I just ran a few tests on my Windows laptop, with an i5, 8 GB RAM, and a hard disk that is much slower than on my desktop. I did that to make sure that I understand what you wrote, and some of that suprises me, so I’m asking whether we’re discussing the same thing.

Firstly, when I do a mass tagging of citations, I see a small window with a progress bar, which runs to 100 % in less than a minute, and then stays on screen for another 10 seconds or so, while Gramps is still frozen. Windows will then also tell that the application is not responding. I see the same when I tag all persons in my tree, about 10,000, where it takes a little longer for the progress bar to reach 100 %, so there is a progress bar there too, and your message suggest that it’s not there, because otherwise you wouldn’t suggest it, right?

Anyway, in this scenario, the mass tagging of persons has the same flaw as for citations, but the effect is much more annoying, because when the progress bar has reached 100 %, it stays there for a few minutes, and Gramps really acts like a zombie. I can’t close the progress dialog, so I just have to wait, and pray, hoping that the process will end some time.

Secondly, when I want to delete all persons (deleting citations doesn’t work here), my laptop is even slower than yours, deleting about 2 persons per second. Maybe that is because the hard disk is slower, or the laptop’s display (intel HD 4000), but in either case, I don’t think it’s acceptable, so it’s definitely worth an enhancement request.

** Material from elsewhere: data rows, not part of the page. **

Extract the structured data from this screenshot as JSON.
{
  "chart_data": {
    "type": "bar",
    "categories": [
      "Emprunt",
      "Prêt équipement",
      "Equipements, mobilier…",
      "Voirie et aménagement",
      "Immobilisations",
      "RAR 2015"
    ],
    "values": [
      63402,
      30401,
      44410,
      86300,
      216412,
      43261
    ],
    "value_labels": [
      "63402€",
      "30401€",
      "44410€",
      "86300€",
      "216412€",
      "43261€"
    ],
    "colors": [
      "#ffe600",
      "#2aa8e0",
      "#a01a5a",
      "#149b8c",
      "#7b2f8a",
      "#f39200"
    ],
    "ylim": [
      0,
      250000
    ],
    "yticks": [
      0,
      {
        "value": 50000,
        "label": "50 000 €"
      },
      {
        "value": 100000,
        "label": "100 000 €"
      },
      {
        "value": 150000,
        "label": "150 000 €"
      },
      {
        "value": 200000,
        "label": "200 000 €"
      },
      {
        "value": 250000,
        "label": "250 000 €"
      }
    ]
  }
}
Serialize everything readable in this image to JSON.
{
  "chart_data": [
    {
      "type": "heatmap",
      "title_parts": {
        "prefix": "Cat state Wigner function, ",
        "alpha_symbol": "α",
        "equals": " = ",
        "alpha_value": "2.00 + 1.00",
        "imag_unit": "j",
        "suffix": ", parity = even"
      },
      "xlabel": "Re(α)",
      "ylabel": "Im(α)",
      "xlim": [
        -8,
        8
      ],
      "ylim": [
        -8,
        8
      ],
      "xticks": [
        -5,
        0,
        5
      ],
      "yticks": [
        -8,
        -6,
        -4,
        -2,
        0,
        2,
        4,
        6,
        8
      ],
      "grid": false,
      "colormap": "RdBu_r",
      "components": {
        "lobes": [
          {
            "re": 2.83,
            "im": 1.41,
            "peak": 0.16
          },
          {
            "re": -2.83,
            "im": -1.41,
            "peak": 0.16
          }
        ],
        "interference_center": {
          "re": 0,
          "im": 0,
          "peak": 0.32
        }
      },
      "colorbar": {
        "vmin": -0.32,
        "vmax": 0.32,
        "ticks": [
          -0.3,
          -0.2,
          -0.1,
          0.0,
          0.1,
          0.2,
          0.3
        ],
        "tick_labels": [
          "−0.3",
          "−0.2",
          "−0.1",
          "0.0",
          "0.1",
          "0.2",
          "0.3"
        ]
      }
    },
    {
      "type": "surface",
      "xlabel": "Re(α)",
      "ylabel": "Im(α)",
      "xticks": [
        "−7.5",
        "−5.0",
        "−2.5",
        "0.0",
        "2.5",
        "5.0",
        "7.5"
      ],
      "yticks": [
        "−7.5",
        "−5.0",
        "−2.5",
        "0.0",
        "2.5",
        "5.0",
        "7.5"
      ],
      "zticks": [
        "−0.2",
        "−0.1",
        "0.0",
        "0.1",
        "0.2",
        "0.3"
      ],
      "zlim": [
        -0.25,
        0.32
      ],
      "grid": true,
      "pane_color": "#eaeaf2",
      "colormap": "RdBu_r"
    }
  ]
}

I have more of these, because most of our competitors are way faster when calculating relationships, which is a function that I often use. And when I say way faster, I mean like 10 or a 100 times faster, or even more.

Thanks @ennoborg
Submitted: 2022-05-27 13:14
0012627: Mass Deletes or Tags bog down with excessive View content refreshes

I saw that, and I still can’t reproduce the slow tagging here, not even with a filter on citations. My earlier experiments were without filter, and I only see the view being refreshed during deletes. Am I missing something?